Oh, mein Gott, dachte der Staatsanwalt. Wenn diesem jungen Mann jemals bekannt wird, dass Herr Noirtier mein Vater ist, kein anderer als mein eigener Vater, und wenn er erfährt, was der Brief enthält, so bin ich verloren.

Villefort schnellte empor und warf das Blatt in das Feuer des Kamins. Gierig verzehrten es die Flammen. Als auch der kleinste Rest zu Asche geworden war, wandte er sich an Edmond Dantes: "Es geschah zu Ihrem Schutz. In Ihrem eigenen Interesse behalte ich Sie heute im Justizpalast. Morgen sind Sie frei, wenn Sie mir schwören, dass dies der einzige Brief war, den sie empfangen haben!"

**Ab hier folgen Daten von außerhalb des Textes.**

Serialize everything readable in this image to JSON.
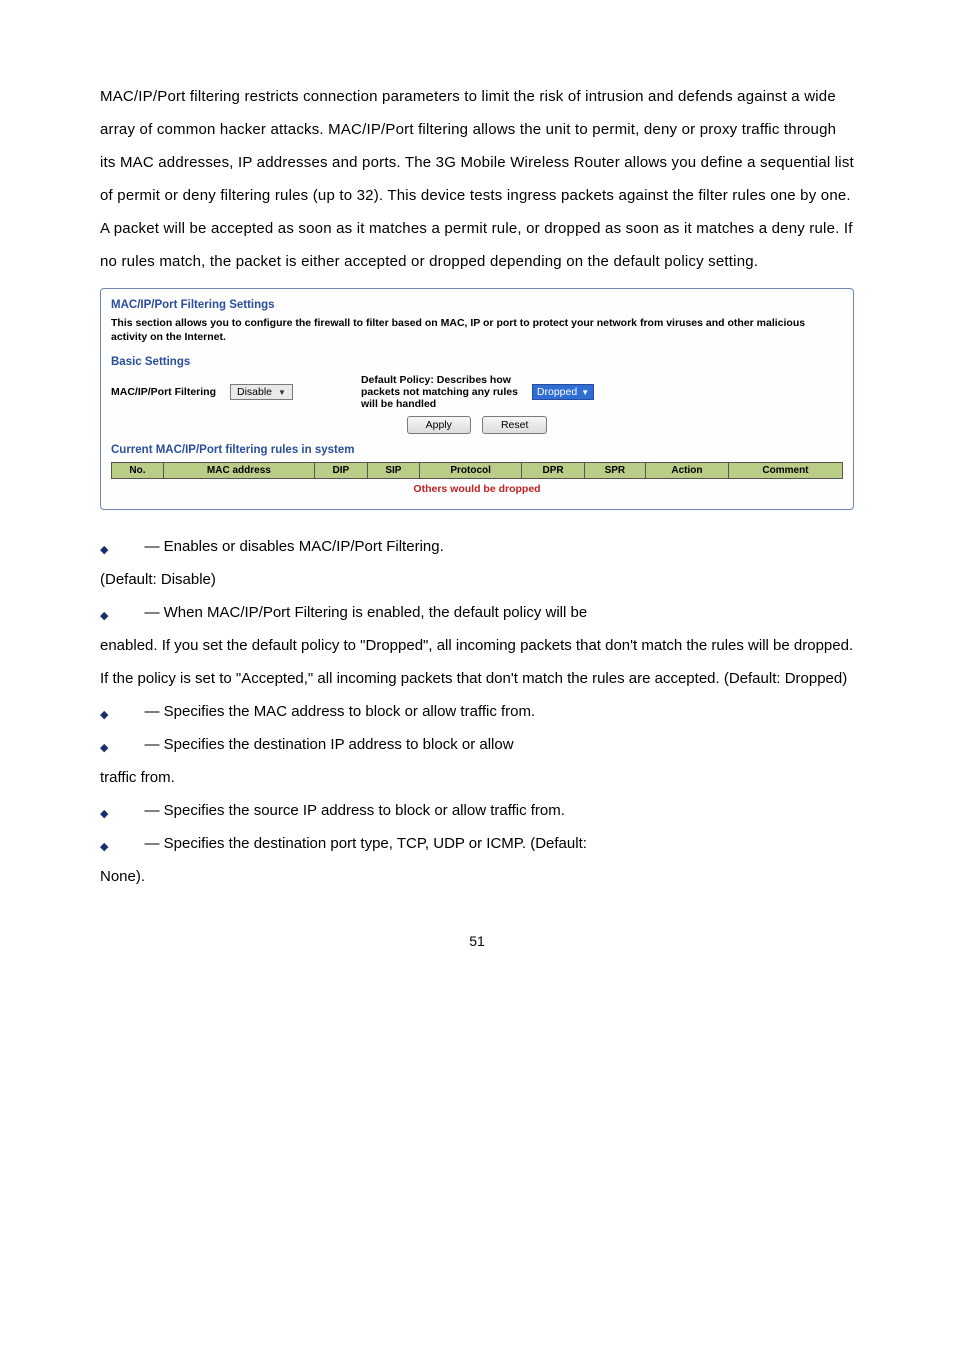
{
  "intro": "MAC/IP/Port filtering restricts connection parameters to limit the risk of intrusion and defends against a wide array of common hacker attacks. MAC/IP/Port filtering allows the unit to permit, deny or proxy traffic through its MAC addresses, IP addresses and ports. The 3G Mobile Wireless Router allows you define a sequential list of permit or deny filtering rules (up to 32). This device tests ingress packets against the filter rules one by one. A packet will be accepted as soon as it matches a permit rule, or dropped as soon as it matches a deny rule. If no rules match, the packet is either accepted or dropped depending on the default policy setting.",
  "box": {
    "title": "MAC/IP/Port Filtering Settings",
    "desc": "This section allows you to configure the firewall to filter based on MAC, IP or port to protect your network from viruses and other malicious activity on the Internet.",
    "basic": "Basic Settings",
    "filter_label": "MAC/IP/Port Filtering",
    "filter_value": "Disable",
    "policy_l1": "Default Policy: Describes how",
    "policy_l2": "packets not matching any rules",
    "policy_l3": "will be handled",
    "dropped": "Dropped",
    "apply": "Apply",
    "reset": "Reset",
    "current": "Current MAC/IP/Port filtering rules in system",
    "headers": {
      "no": "No.",
      "mac": "MAC address",
      "dip": "DIP",
      "sip": "SIP",
      "protocol": "Protocol",
      "dpr": "DPR",
      "spr": "SPR",
      "action": "Action",
      "comment": "Comment"
    },
    "others": "Others would be dropped"
  },
  "bullets": {
    "b1": " — Enables or disables MAC/IP/Port Filtering.",
    "b1_after": "(Default: Disable)",
    "b2": " — When MAC/IP/Port Filtering is enabled, the default policy will be",
    "b2_cont": "enabled. If you set the default policy to \"Dropped\", all incoming packets that don't match the rules will be dropped. If the policy is set to \"Accepted,\" all incoming packets that don't match the rules are accepted. (Default: Dropped)",
    "b3": " — Specifies the MAC address to block or allow traffic from.",
    "b4": " — Specifies the destination IP address to block or allow",
    "b4_after": "traffic from.",
    "b5": " — Specifies the source IP address to block or allow traffic from.",
    "b6": " — Specifies the destination port type, TCP, UDP or ICMP. (Default:",
    "b6_after": "None)."
  },
  "page_num": "51"
}
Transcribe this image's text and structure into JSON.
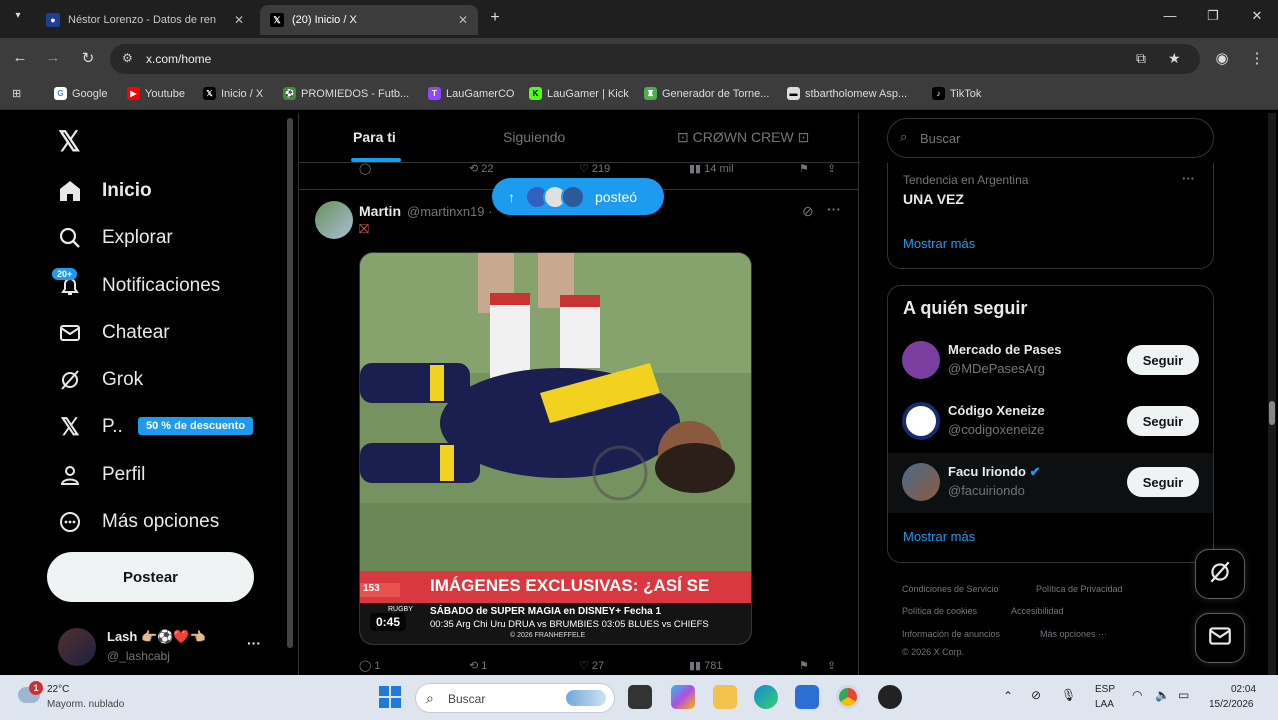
{
  "browser": {
    "tabs": [
      {
        "title": "Néstor Lorenzo - Datos de ren",
        "favicon": "afa-icon"
      },
      {
        "title": "(20) Inicio / X",
        "favicon": "x-icon"
      }
    ],
    "url": "x.com/home",
    "bookmarks": [
      {
        "label": "Google",
        "icon": "google-icon",
        "color": "#4285f4"
      },
      {
        "label": "Youtube",
        "icon": "youtube-icon",
        "color": "#ff0000"
      },
      {
        "label": "Inicio / X",
        "icon": "x-icon",
        "color": "#000000"
      },
      {
        "label": "PROMIEDOS - Futb...",
        "icon": "promiedos-icon",
        "color": "#3a8f3a"
      },
      {
        "label": "LauGamerCO",
        "icon": "twitch-icon",
        "color": "#9146ff"
      },
      {
        "label": "LauGamer | Kick",
        "icon": "kick-icon",
        "color": "#53fc18"
      },
      {
        "label": "Generador de Torne...",
        "icon": "trophy-icon",
        "color": "#4caf50"
      },
      {
        "label": "stbartholomew Asp...",
        "icon": "bookmark-icon",
        "color": "#ffffff"
      },
      {
        "label": "TikTok",
        "icon": "tiktok-icon",
        "color": "#000000"
      }
    ]
  },
  "nav": {
    "items": [
      {
        "label": "Inicio",
        "icon": "home-icon",
        "active": true
      },
      {
        "label": "Explorar",
        "icon": "search-icon"
      },
      {
        "label": "Notificaciones",
        "icon": "bell-icon"
      },
      {
        "label": "Chatear",
        "icon": "mail-icon"
      },
      {
        "label": "Grok",
        "icon": "grok-icon"
      },
      {
        "label": "P..",
        "icon": "x-premium-icon"
      },
      {
        "label": "Perfil",
        "icon": "person-icon"
      },
      {
        "label": "Más opciones",
        "icon": "more-circle-icon"
      }
    ],
    "notif_badge": "20+",
    "promo_badge": "50 % de descuento",
    "post_button": "Postear",
    "account": {
      "name": "Lash 👉🏼⚽❤️👈🏼",
      "handle": "@_lashcabj",
      "more": "···"
    }
  },
  "feed": {
    "tabs": [
      {
        "label": "Para ti",
        "active": true
      },
      {
        "label": "Siguiendo"
      },
      {
        "label": "⊡ CRØWN CREW ⊡"
      }
    ],
    "prev_actions": {
      "replies": "",
      "reposts": "22",
      "likes": "219",
      "views": "14 mil"
    },
    "posted_pill": "posteó",
    "tweet": {
      "name": "Martin",
      "handle": "@martinxn19 ·",
      "media": {
        "banner": "IMÁGENES EXCLUSIVAS: ¿ASÍ SE",
        "score": "153",
        "ticker_line1": "SÁBADO de SUPER MAGIA en DISNEY+   Fecha 1",
        "ticker_line2": "00:35 Arg  Chi  Uru  DRUA vs BRUMBIES     03:05 BLUES vs CHIEFS",
        "ticker_line3": "© 2026 FRANHEFFELE",
        "ticker_tag": "RUGBY",
        "duration": "0:45"
      },
      "actions": {
        "replies": "1",
        "reposts": "1",
        "likes": "27",
        "views": "781"
      }
    }
  },
  "sidebar": {
    "search_placeholder": "Buscar",
    "trend": {
      "context": "Tendencia en Argentina",
      "title": "UNA VEZ",
      "more": "Mostrar más"
    },
    "who_to_follow": {
      "title": "A quién seguir",
      "users": [
        {
          "name": "Mercado de Pases",
          "handle": "@MDePasesArg",
          "button": "Seguir",
          "verified": false,
          "color": "#7b3fa0"
        },
        {
          "name": "Código Xeneize",
          "handle": "@codigoxeneize",
          "button": "Seguir",
          "verified": false,
          "color": "#ffffff"
        },
        {
          "name": "Facu Iriondo",
          "handle": "@facuiriondo",
          "button": "Seguir",
          "verified": true,
          "color": "#4a6b8a"
        }
      ],
      "more": "Mostrar más"
    },
    "footer": {
      "links": [
        "Condiciones de Servicio",
        "Política de Privacidad",
        "Política de cookies",
        "Accesibilidad",
        "Información de anuncios",
        "Más opciones ···"
      ],
      "copyright": "© 2026 X Corp."
    }
  },
  "taskbar": {
    "weather": {
      "temp": "22°C",
      "desc": "Mayorm. nublado",
      "alert": "1"
    },
    "search_placeholder": "Buscar",
    "lang": {
      "top": "ESP",
      "bottom": "LAA"
    },
    "time": "02:04",
    "date": "15/2/2026"
  },
  "colors": {
    "accent": "#1d9bf0",
    "bg": "#000000",
    "text": "#e7e9ea",
    "muted": "#71767b"
  }
}
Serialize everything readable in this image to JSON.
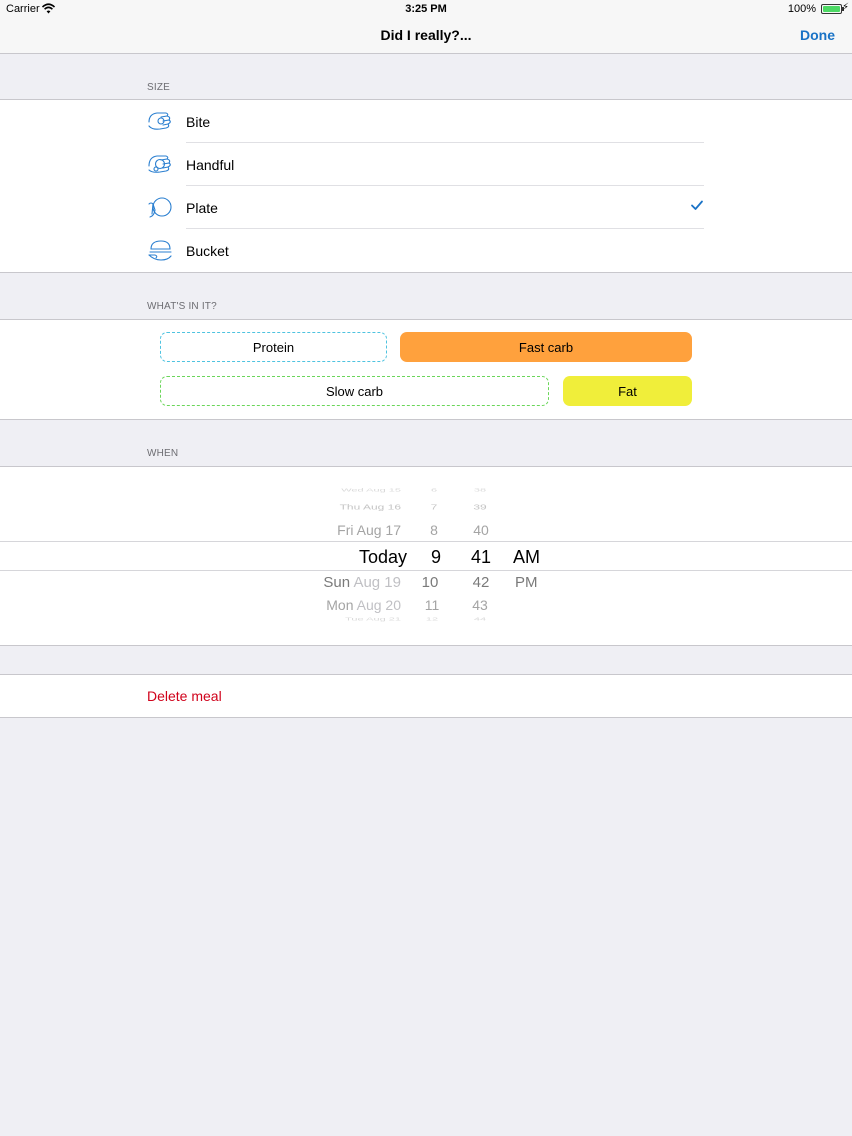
{
  "status_bar": {
    "carrier": "Carrier",
    "time": "3:25 PM",
    "battery_percent": "100%",
    "battery_level": 1.0
  },
  "nav": {
    "title": "Did I really?...",
    "done_label": "Done"
  },
  "size": {
    "header": "SIZE",
    "items": [
      {
        "label": "Bite",
        "icon": "bite-hand-icon",
        "selected": false
      },
      {
        "label": "Handful",
        "icon": "handful-hand-icon",
        "selected": false
      },
      {
        "label": "Plate",
        "icon": "plate-hand-icon",
        "selected": true
      },
      {
        "label": "Bucket",
        "icon": "bucket-hand-icon",
        "selected": false
      }
    ]
  },
  "contents": {
    "header": "WHAT'S IN IT?",
    "protein": "Protein",
    "fast_carb": "Fast carb",
    "slow_carb": "Slow carb",
    "fat": "Fat"
  },
  "when": {
    "header": "WHEN",
    "dates": [
      {
        "dow": "Wed",
        "date": "Aug 15"
      },
      {
        "dow": "Thu",
        "date": "Aug 16"
      },
      {
        "dow": "Fri",
        "date": "Aug 17"
      },
      {
        "dow": "Today",
        "date": ""
      },
      {
        "dow": "Sun",
        "date": "Aug 19"
      },
      {
        "dow": "Mon",
        "date": "Aug 20"
      },
      {
        "dow": "Tue",
        "date": "Aug 21"
      }
    ],
    "hours": [
      "6",
      "7",
      "8",
      "9",
      "10",
      "11",
      "12"
    ],
    "minutes": [
      "38",
      "39",
      "40",
      "41",
      "42",
      "43",
      "44"
    ],
    "ampm": [
      "AM",
      "PM"
    ],
    "selected": {
      "date": "Today",
      "hour": "9",
      "minute": "41",
      "ampm": "AM"
    }
  },
  "delete_label": "Delete meal",
  "colors": {
    "accent": "#1a73c6",
    "destructive": "#d0021b",
    "protein_border": "#4fc3e0",
    "fast_carb_fill": "#ffa13d",
    "slow_carb_border": "#6bd65a",
    "fat_fill": "#f0ee3a",
    "background": "#efeff4"
  }
}
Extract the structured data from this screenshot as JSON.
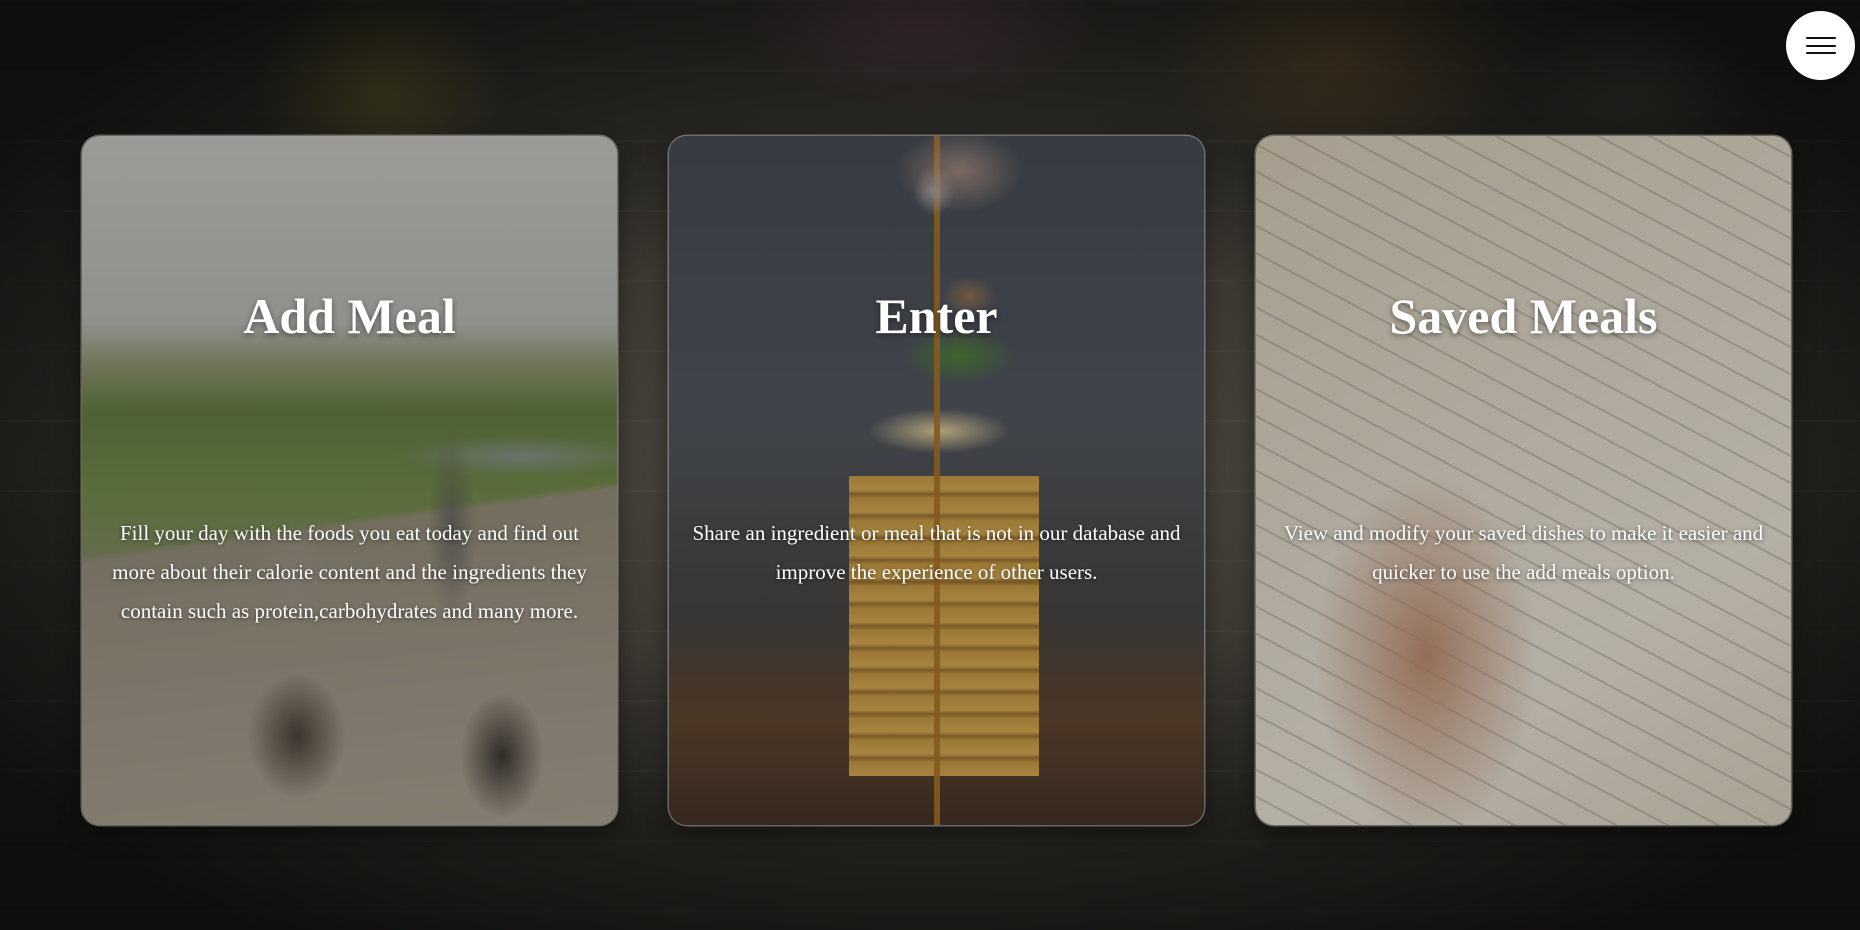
{
  "header": {
    "menu_icon": "hamburger-menu-icon"
  },
  "cards": [
    {
      "title": "Add Meal",
      "description": "Fill your day with the foods you eat today and find out more about their calorie content and the ingredients they contain such as protein,carbohydrates and many more."
    },
    {
      "title": "Enter",
      "description": "Share an ingredient or meal that is not in our database and improve the experience of other users."
    },
    {
      "title": "Saved Meals",
      "description": "View and modify your saved dishes to make it easier and quicker to use the add meals option."
    }
  ]
}
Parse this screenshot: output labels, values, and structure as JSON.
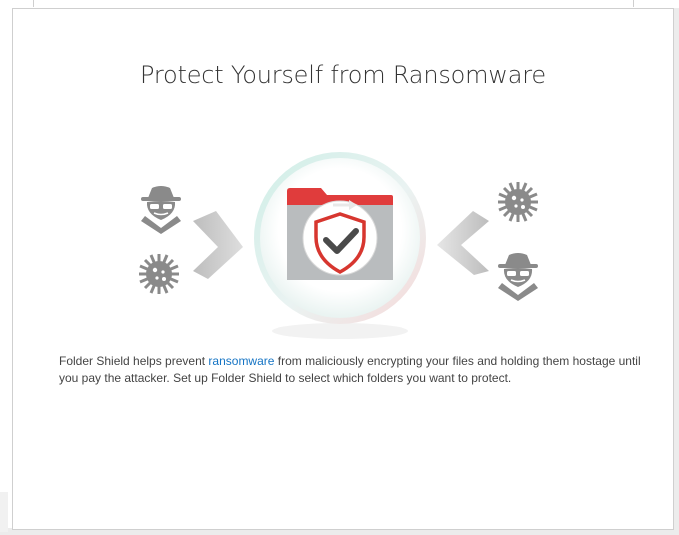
{
  "dialog": {
    "title": "Protect Yourself from Ransomware",
    "description": {
      "before_link": "Folder Shield helps prevent ",
      "link_text": "ransomware",
      "after_link": " from maliciously encrypting your files and holding them hostage until you pay the attacker. Set up Folder Shield to select which folders you want to protect."
    }
  },
  "illustration": {
    "left_icons": [
      "hacker-icon",
      "virus-icon"
    ],
    "center_icon": "shielded-folder-icon",
    "right_icons": [
      "virus-icon",
      "hacker-icon"
    ],
    "colors": {
      "icon_gray": "#8a8a8a",
      "folder_red": "#e03c3c",
      "folder_gray": "#b9bcbe",
      "check_dark": "#4a4a4a"
    }
  }
}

Edmond streckte die Hand aus und sagte: "Ich schwöre."

Villefort läutete und ein Polizeibeamter trat ein, dem er einige Worte ins Ohr flüsterte. "Folgen Sie dem Herrn", sprach er zu Dantes.

Dieser verbeugte sich, warf einen dankbaren Blick auf Villefort und ging.

Kaum war die Tür geschlossen, fiel Villefort beinahe ohnmächtig auf seinen Stuhl. Dann murmelte er: "Herr im Himmel, ich danke dir! Wäre der Staatsanwalt nicht verreist gewesen und wäre dieser Brief in seine Hände gelangt, dann wäre es um mich und meinen Vater geschehen gewesen. So könnte sich alles noch zu meinem Glück wenden!" Dann erhob er sich und ging zum Haus seiner Braut zurück.